Grid Search is the most expensive method in terms of total computation time. However, if run in parallel, it is fast in terms of wall clock time. Sometimes, we run a small grid, determine where the optimum lies, and then expand the grid in that direction.

In [None]:
xgb_clf = xgb.XGBClassifier()

param_grid = dict(
    n_estimators= [100, 500, 1000], 
    max_depth= [2, 5, 10, 15],
    learning_rate= [0.01, 0.1, 0.5, 0.9],
    min_child_weight= [1, 2, 5], 
#     booster= ['gbtree', 'gblinear'], 
#     base_score= [0.25, 0.5, 0.75, 0.99]
)

hyperparameters_comb = 1
for keys, values in param_grid.items():
    hyperparameters_comb *= len(values)
print(f"Number of hyperparam combinations: {hyperparameters_comb}")

search = GridSearchCV(xgb_clf, param_grid=param_grid, scoring='roc_auc', cv=5, n_jobs=-1, verbose=1)
search.fit(X_train, y_train)

In [None]:
rf_clf = RandomForestClassifier()

## Random Search

>- Hyperparameter values are selected by independent (random) draws from uniform distribution of the hyperparameter space.
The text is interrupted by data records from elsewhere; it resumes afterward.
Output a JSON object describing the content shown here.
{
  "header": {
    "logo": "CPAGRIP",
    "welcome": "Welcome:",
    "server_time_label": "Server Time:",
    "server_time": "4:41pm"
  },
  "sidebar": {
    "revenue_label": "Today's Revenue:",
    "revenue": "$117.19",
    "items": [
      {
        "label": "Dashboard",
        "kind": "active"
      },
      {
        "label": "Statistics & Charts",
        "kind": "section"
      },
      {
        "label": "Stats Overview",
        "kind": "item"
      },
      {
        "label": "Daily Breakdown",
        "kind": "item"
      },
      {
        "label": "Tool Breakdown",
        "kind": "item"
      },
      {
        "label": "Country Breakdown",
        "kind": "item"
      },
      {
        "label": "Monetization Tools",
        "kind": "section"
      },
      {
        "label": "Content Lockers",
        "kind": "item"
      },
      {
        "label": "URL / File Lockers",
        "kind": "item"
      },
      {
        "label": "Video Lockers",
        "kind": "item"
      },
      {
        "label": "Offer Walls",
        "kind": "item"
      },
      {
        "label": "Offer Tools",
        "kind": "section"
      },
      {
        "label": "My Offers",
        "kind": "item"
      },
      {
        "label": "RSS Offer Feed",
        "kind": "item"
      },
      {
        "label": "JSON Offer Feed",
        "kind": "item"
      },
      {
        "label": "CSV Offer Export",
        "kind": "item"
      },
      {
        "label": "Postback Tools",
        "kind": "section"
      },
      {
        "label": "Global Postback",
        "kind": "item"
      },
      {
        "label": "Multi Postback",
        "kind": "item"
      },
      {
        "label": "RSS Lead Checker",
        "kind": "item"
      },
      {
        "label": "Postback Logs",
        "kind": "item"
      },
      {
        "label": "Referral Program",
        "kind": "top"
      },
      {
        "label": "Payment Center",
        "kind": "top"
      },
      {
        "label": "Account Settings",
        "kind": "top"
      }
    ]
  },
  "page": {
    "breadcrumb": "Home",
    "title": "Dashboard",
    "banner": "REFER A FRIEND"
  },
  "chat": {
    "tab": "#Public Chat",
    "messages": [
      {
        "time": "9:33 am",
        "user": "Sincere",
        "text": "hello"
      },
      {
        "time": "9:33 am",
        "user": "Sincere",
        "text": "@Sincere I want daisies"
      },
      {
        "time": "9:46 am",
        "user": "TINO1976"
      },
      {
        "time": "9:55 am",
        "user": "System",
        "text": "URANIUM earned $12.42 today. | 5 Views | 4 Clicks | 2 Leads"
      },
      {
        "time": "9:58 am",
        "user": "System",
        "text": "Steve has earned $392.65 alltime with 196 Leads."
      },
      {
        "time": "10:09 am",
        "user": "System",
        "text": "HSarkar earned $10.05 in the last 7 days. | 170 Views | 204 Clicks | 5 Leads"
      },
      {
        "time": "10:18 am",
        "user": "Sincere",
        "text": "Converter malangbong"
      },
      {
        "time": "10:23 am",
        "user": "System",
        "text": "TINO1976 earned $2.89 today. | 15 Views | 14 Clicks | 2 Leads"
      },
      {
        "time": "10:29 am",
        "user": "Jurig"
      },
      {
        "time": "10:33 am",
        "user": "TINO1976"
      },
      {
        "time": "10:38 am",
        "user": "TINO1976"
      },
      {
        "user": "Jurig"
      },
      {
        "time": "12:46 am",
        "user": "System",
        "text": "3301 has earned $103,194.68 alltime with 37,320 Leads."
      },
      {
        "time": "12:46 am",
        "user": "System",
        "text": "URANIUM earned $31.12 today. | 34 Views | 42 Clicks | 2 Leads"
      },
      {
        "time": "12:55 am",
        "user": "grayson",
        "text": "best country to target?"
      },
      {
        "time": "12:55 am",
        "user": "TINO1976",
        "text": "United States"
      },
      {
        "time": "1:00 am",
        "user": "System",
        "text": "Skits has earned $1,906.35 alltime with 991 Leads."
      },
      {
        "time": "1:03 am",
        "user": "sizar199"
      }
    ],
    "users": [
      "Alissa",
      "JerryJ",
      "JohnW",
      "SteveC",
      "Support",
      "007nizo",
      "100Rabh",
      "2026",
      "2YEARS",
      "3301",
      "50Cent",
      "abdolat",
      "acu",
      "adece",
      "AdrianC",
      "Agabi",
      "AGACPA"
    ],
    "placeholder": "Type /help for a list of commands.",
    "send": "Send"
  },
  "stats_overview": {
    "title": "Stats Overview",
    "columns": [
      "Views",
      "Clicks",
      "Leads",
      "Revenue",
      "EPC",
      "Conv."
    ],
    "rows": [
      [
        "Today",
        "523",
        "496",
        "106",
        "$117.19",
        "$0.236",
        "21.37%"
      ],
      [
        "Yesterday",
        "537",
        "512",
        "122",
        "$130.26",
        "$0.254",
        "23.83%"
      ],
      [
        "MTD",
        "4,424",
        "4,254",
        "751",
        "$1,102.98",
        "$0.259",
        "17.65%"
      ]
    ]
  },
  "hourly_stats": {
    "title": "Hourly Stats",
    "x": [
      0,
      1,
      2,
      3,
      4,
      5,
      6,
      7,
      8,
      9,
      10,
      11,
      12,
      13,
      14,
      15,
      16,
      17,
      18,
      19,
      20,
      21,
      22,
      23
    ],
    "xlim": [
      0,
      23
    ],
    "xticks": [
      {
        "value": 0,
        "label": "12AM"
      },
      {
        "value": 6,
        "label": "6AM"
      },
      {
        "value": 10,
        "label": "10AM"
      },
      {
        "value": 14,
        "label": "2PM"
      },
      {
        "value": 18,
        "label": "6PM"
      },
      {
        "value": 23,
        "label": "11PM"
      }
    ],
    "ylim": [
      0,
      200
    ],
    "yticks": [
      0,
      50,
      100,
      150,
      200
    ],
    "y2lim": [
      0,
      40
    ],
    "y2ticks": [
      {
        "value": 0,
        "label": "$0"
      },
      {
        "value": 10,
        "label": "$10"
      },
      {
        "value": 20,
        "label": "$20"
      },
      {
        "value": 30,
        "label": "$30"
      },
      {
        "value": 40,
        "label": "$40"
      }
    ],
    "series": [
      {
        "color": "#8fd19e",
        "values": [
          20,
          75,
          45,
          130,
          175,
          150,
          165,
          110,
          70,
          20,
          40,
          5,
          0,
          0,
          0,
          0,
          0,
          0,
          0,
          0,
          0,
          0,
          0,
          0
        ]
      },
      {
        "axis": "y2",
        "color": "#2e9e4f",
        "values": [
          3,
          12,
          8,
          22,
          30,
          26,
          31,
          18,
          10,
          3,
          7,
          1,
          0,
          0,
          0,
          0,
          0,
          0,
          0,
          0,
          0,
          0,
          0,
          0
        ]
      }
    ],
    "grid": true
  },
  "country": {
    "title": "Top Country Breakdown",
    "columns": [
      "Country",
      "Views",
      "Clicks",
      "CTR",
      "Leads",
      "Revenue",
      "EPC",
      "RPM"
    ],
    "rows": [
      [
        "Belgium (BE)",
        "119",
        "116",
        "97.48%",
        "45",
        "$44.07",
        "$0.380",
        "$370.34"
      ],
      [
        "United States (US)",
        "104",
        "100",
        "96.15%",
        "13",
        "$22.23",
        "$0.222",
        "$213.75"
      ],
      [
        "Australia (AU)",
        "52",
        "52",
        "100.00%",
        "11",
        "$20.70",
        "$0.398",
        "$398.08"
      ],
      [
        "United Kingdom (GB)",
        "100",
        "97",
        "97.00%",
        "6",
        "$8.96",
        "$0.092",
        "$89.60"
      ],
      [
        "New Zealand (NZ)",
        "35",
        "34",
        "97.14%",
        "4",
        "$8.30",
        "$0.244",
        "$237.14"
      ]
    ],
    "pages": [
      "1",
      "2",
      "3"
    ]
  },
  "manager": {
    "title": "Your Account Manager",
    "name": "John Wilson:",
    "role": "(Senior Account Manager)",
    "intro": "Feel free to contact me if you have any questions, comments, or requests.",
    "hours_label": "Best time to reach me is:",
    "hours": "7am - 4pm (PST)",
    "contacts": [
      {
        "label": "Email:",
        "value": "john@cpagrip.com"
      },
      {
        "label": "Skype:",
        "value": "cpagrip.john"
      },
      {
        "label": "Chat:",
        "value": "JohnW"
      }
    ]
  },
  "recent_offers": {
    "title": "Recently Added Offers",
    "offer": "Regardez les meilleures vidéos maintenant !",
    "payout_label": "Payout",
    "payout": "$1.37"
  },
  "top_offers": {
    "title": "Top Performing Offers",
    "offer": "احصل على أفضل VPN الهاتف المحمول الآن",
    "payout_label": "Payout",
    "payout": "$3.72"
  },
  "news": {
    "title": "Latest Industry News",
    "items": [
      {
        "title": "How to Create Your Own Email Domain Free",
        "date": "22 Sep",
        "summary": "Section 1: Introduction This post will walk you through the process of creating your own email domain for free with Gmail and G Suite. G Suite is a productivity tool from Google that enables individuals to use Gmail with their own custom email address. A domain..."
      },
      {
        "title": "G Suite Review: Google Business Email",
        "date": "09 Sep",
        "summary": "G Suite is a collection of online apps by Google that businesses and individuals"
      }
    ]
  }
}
Random Search selects the combinations of hyperparameter values at random from all the possible combinations given a hyperparameter space.

---

## Random Search vs Grid Search
>- Some parameters affect performance a lot and some others don't (Low Effective Dimension). 

|      Random Search                                                |   Grid Search                            |
|:------------------------------------------------------------------|-----------------------------------------:|
| Allows the exploration of more dimensions of important parameters | Waste time exploring non-important dimensions |
| Select values from a distribution of parameter values             | Parameters are defined manually |
| Good for continuous parameters                                    | Good for discrete parameters |

---

## Considerations
>- We choose a (computational) budget independently of the number of parameters and possible values.
>- Adding parameters that do not influence the performance does not decrease efficiency of the search (if enough iterations are allowed).
>- Important to specify a continuous distribution of the hyperparameter to take full advantage of the randomization.